Anesya terpental dua langkah kebelakang, tidak ada air mata yang tumpah, tidak ada rengekan kata ampun, ia sudah terbiasa diperlakuan kasar oleh lelaki paruh baya itu.
"Kamu ini maunya apa, sih? Kalau nggak bisa bikin orang tua bangga, setidaknya jangan bikin orang tua kesal! Mengerti?!" Suara Tomy menggelegar hingga dinding kamar seperti bergetar, "bersihkan!" lanjutnya membentak. Matanya tajan mengawasi Anesya yang enggan bergerak.
"Dasar pembangkang!" sentaknya sembari meninggalkan Anesya yang masih mematung dengan wajah memerah.
Anesya menatap punggung ayahnya geram. Selintas terbersit di kepalanya mengambil pecahan kaca lalu menghujamkan ke leher lelaki di depannya.
Tubuhnya merosot ke lantai, benci, sesal, frustasi, mengaduk-aduk jiwanya, ia merasa tak berguna. Dikutipnya satu serpihan cermin yang terbelah membentuk segitiga. Ditatapnya sepasang mata di dalam cermin. Benci, ia benci melihat sepotong wajah di cermin itu.
"Dasar bodoh, eeehhh!" grutunya geram.
"Praakk!!"
Dilemparnya potongan cermin di tangan ke lantai. Anesya menghempas ke tembok. Ingin ia pergi menghilang ditelan bumi.
"Anak tak berguna!" sergahnya pelan menyesali diri.
Diraihnya potongan kaca kecil, diputar-putarnya beling itu. Senyum sinis tergurat diwajahnya. Akalnya tak mampu lagi mencerna yang terjadi, jiwanya seolah terhimpit batu karang hingga membuatnya sekarat.

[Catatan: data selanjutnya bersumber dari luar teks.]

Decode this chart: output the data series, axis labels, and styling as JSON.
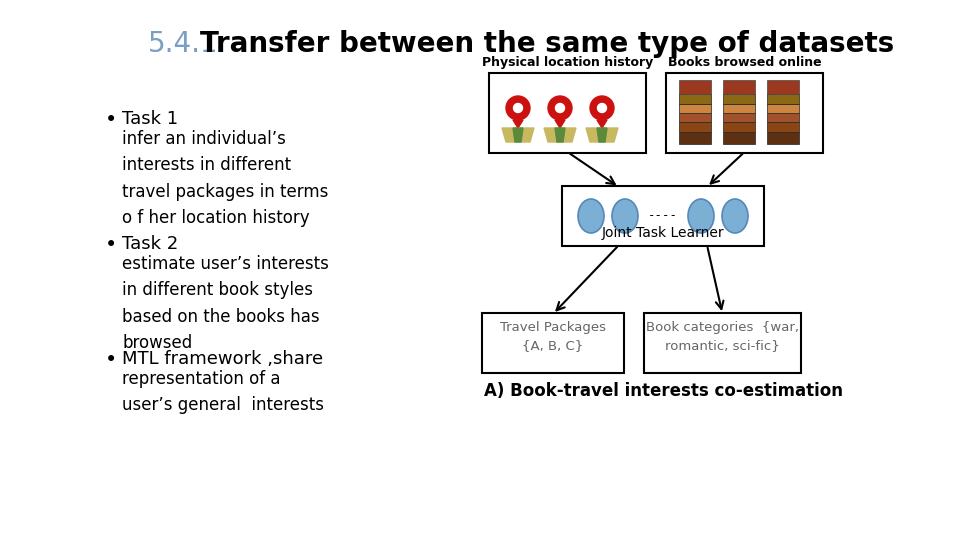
{
  "title_prefix": "5.4.1",
  "title_prefix_color": "#7B9EC4",
  "title_text": "Transfer between the same type of datasets",
  "title_color": "#000000",
  "title_fontsize": 20,
  "bg_color": "#ffffff",
  "bullet_points": [
    {
      "header": "Task 1",
      "body": "infer an individual’s\ninterests in different\ntravel packages in terms\no f her location history"
    },
    {
      "header": "Task 2",
      "body": "estimate user’s interests\nin different book styles\nbased on the books has\nbrowsed"
    },
    {
      "header": "MTL framework ,share",
      "body": "representation of a\nuser’s general  interests"
    }
  ],
  "diagram": {
    "top_left_label": "Physical location history",
    "top_right_label": "Books browsed online",
    "middle_label": "Joint Task Learner",
    "bottom_left_label": "Travel Packages\n{A, B, C}",
    "bottom_right_label": "Book categories  {war,\nromantic, sci-fic}",
    "caption": "A) Book-travel interests co-estimation"
  }
}
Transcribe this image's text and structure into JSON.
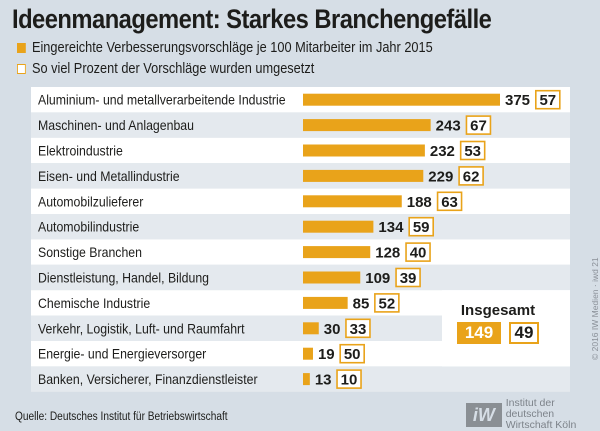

Di luar kamar, Tomy dan Sinta sedang duduk menyeruput secangkir kopi. Mereka seharian sibuk menyiapkan persiapan keberangkatan besok malam, dan itu membuat mereka lelah. Ditambah ulah Anesya yang menolak ikut.

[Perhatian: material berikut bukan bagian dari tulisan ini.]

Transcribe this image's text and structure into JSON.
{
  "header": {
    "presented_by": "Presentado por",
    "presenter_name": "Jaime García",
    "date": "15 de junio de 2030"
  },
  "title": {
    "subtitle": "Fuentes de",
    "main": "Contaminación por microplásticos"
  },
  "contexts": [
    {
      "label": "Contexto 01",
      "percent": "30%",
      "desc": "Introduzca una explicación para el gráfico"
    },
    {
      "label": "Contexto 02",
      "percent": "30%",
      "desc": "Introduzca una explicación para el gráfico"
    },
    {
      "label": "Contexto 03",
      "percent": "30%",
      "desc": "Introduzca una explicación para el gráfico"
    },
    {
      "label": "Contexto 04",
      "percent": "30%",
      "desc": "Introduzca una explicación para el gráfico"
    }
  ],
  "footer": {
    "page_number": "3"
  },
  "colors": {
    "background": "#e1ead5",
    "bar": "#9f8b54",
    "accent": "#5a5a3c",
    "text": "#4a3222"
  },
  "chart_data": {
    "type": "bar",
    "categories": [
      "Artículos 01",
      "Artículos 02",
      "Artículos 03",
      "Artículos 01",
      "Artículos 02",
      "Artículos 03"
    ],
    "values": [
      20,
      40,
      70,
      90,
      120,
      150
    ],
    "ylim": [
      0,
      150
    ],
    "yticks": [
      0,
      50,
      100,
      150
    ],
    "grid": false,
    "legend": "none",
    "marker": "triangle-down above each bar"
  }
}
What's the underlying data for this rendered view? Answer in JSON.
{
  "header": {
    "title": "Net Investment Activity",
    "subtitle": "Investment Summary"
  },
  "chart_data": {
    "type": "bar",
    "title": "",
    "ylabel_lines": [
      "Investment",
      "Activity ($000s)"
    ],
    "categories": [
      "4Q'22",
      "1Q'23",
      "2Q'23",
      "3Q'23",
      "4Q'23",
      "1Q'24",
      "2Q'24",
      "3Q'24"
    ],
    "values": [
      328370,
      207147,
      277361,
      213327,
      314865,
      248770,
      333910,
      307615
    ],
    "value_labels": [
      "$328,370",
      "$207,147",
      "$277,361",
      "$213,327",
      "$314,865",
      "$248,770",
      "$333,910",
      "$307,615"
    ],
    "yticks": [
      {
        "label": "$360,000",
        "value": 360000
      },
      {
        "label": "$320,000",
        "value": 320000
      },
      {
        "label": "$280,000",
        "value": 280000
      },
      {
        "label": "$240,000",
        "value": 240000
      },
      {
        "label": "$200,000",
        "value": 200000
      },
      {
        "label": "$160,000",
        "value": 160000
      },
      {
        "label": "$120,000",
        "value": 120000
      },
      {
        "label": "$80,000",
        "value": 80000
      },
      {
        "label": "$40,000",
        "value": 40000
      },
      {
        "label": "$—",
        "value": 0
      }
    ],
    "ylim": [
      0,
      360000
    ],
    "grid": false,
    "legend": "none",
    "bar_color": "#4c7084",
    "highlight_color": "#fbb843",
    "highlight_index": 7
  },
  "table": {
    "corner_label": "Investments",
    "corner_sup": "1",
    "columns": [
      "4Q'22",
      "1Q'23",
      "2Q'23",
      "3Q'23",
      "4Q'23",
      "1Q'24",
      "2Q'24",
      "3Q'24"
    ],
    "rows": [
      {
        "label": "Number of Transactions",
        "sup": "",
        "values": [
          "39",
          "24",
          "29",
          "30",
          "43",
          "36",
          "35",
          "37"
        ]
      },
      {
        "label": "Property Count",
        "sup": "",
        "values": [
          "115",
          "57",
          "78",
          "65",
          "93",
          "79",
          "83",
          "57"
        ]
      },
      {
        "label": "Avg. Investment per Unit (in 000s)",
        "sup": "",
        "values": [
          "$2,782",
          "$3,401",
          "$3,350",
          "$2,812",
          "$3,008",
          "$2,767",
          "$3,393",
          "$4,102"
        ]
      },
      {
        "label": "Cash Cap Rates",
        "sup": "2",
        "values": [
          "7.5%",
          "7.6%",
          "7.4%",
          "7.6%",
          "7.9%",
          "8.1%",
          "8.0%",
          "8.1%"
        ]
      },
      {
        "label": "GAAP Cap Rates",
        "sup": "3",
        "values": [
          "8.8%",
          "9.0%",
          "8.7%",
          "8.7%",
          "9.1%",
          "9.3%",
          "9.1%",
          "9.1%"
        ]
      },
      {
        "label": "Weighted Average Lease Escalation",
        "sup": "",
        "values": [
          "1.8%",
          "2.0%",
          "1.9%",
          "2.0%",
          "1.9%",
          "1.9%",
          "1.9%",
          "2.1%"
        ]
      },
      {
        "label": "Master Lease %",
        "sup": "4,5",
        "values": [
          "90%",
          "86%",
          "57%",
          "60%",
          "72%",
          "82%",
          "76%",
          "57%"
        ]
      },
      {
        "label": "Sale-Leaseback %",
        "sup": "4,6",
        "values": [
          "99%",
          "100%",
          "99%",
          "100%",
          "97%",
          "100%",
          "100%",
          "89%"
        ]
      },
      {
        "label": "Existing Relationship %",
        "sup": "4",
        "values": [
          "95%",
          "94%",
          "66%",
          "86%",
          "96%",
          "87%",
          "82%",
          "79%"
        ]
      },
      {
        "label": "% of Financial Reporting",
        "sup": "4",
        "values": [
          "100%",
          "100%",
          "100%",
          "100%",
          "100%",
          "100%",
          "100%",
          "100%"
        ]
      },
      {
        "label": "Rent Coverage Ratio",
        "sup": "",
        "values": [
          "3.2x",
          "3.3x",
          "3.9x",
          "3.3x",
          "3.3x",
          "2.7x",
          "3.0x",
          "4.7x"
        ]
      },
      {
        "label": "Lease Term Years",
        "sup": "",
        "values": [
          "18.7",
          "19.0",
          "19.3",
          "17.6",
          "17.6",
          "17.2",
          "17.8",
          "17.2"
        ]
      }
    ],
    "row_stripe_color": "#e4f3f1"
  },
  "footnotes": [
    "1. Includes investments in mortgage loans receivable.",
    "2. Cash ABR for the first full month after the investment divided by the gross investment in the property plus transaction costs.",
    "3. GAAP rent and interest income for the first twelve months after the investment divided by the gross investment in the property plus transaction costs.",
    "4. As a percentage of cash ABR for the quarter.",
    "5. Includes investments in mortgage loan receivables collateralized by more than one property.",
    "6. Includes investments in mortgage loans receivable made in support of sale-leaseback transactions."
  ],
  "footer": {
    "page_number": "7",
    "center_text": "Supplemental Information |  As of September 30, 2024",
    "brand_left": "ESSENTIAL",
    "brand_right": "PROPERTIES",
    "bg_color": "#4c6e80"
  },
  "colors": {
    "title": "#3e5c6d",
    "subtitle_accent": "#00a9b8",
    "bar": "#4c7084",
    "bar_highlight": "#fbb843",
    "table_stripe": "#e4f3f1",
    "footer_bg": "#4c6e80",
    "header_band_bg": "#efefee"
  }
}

Tomy dan Sinta tidak tega meninggalkan Anesya seorang diri di Indonesia. Walau pertengahan 2016 ini usianya sudah 23 tahun, namun di mata mereka, putri semata wayangnya itu belum mandiri. Tapi Anesya yang bersikeras tidak mau ikut, membuat mereka kesal.
"Anak itu selalu saja ingin berseberangan dengan kita! Disuruh jadi dokter, pengennya jadi arsitek. Perempuan mau jadi arsitek? Hah, yang benar saja!" Tomy mengoceh di depan istrinya.
"Yang pentingkan sekarang dia sudah menuruti Papa, kuliah di ekonomi seperti Kanaya." sahut Sinta memainkan rambutnya.
"Iya, setelah Papa ancam kalau tidak nurut, papa tidak mau membiayai kuliahnya. Percuma dari kecil di ikutkan les ini itu, otaknya tetap saja bodoh!" Tomy kesal mengingat uang yang ia keluarkan untuk les Anesya tapi hasilnya tidak sesuai yang ia harapkan.
"Mm, gimana kalau selama satu tahun ini, kita titip Anesya di rumah Kanaya? Biar terbuka matanya. Siapa tahu dia bisa seperti Kanaya?"
Usulan Sinta langsung mendapat restu Tomy, kemudian Sinta memanggil Anesya ke kamar.
"Nes! Sini, Mama dan Papa mau bicara!" Sinta berdiri di depan pintu, memanggil putri semata wayangnya tanpa beban, seolah tidak ada sesuatu luar biasa yang baru terjadi.
Anesya terkejut, buru-buru ia sembunyikan beling dari tangan, tanpa membantah, ia bangkit mengikuti Sinta dari belakang. Melihat beling masih berserakan di lantai, Sinta berteriak memanggil Bik Surti dan menyuruh membersihkan kamar Anesya.
Di ruang keluarga, Tomy sudah menunggu, ia mengamati Anesya yang berjalan mendekat. Sinta duduk disampingnya dan Anesya duduk di depannya, mata Anesya melotot pada sudut langit-langit rumah, ia enggan menatap lelaki bertubuh kekar didepannya. Tomy menarik napas kemudian membuka percakapan.
"Oke, kalau kamu tidak mau ikut ke Holland, Papa akan titip kamu di rumah Baros. Biar kamu belajar pada Kanaya. Lihat temanmu itu, karirnya sukses, membuat bangga kedua orang tuanya, tidak seperti kamu! Bikin malu!"